Hour of the Pearl

Description

78 pages
$20.00
ISBN 0-920633-26-9
DDC C811

Author

Publisher

Year

1987

Contributor

Donalee Moulton-Barrett was a writer and editor in Halifax.

Review

Rhona McAdam’s writing style is an enigma. Simplistic and image-overloaded one page, powerful and detailed the next.

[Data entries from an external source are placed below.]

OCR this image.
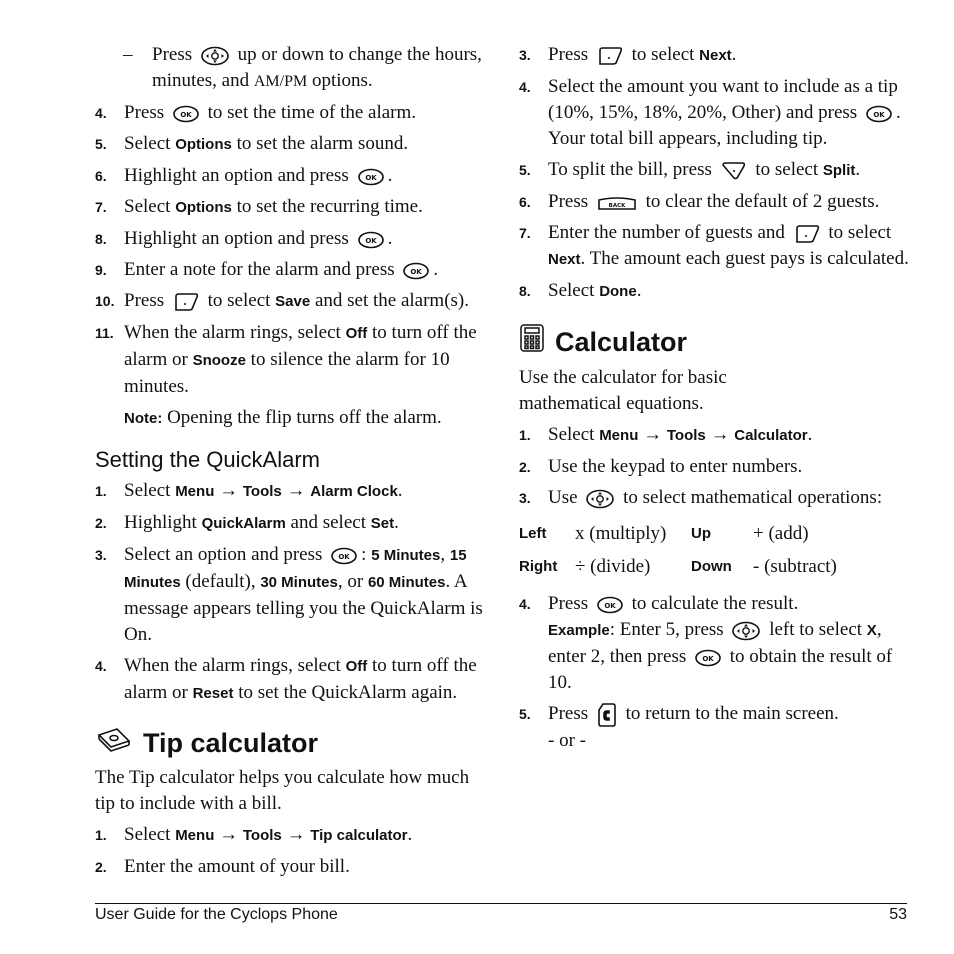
– Press up or down to change the hours, minutes, and AM/PM options.
4. Press OK to set the time of the alarm.
5. Select Options to set the alarm sound.
6. Highlight an option and press OK .
7. Select Options to set the recurring time.
8. Highlight an option and press OK .
9. Enter a note for the alarm and press OK .
10. Press to select Save and set the alarm(s).
11. When the alarm rings, select Off to turn off the alarm or Snooze to silence the alarm for 10 minutes.

Note: Opening the flip turns off the alarm.

Setting the QuickAlarm
1. Select Menu → Tools → Alarm Clock.
2. Highlight QuickAlarm and select Set.
3. Select an option and press OK : 5 Minutes, 15 Minutes (default), 30 Minutes, or 60 Minutes. A message appears telling you the QuickAlarm is On.
4. When the alarm rings, select Off to turn off the alarm or Reset to set the QuickAlarm again.
Tip calculator

The Tip calculator helps you calculate how much tip to include with a bill.

1. Select Menu → Tools → Tip calculator.
2. Enter the amount of your bill.
3. Press to select Next.
4. Select the amount you want to include as a tip (10%, 15%, 18%, 20%, Other) and press OK . Your total bill appears, including tip.
5. To split the bill, press to select Split.
6. Press	BACK to clear the default of 2 guests.
7. Enter the number of guests and to select Next. The amount each guest pays is calculated.
8. Select Done.
Calculator

Use the calculator for basic mathematical equations.

1. Select Menu → Tools → Calculator.
2. Use the keypad to enter numbers.
3. Use to select mathematical operations:
Left	x (multiply)	Up	+ (add)
Right ÷ (divide)	Down	- (subtract)
4. Press OK to calculate the result.
Example: Enter 5, press left to select X, enter 2, then press OK to obtain the result of 10.
5. Press to return to the main screen.
- or -
User Guide for the Cyclops Phone	53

For example, “Coming of Age on the Island,” a metaphorically overworked poem, ends predictably with these lines: “she stands on the deck of a sailboat, broken meat / trailing behind her on the water, watching / as the life raft floats through the limits of her vision / carrying her mother, who is reading as she drifts / through the summer afternoon, awaiting rescue.” Compare that to these concluding lines from the next poem, “I Looked up to Find the Clouds”: “... but I fear the inevitable discovery / one day of a toy, a letter, a stray sock; / one day when all the rest is accounted for, one of these / will reveal itself and in its ordinary / solitary presence strike me down.”

While the first passage weighs the reader down, “Clouds” invites the reader to move on line after line, verse after verse. Here McAdarn has crafted a rhythmic, finely-tuned poem, offering us a personal insight that goes far beyond the personal in the telling.

While McAdam succeeds frequently throughout Hour of the Pearl, all too often she doesn’t.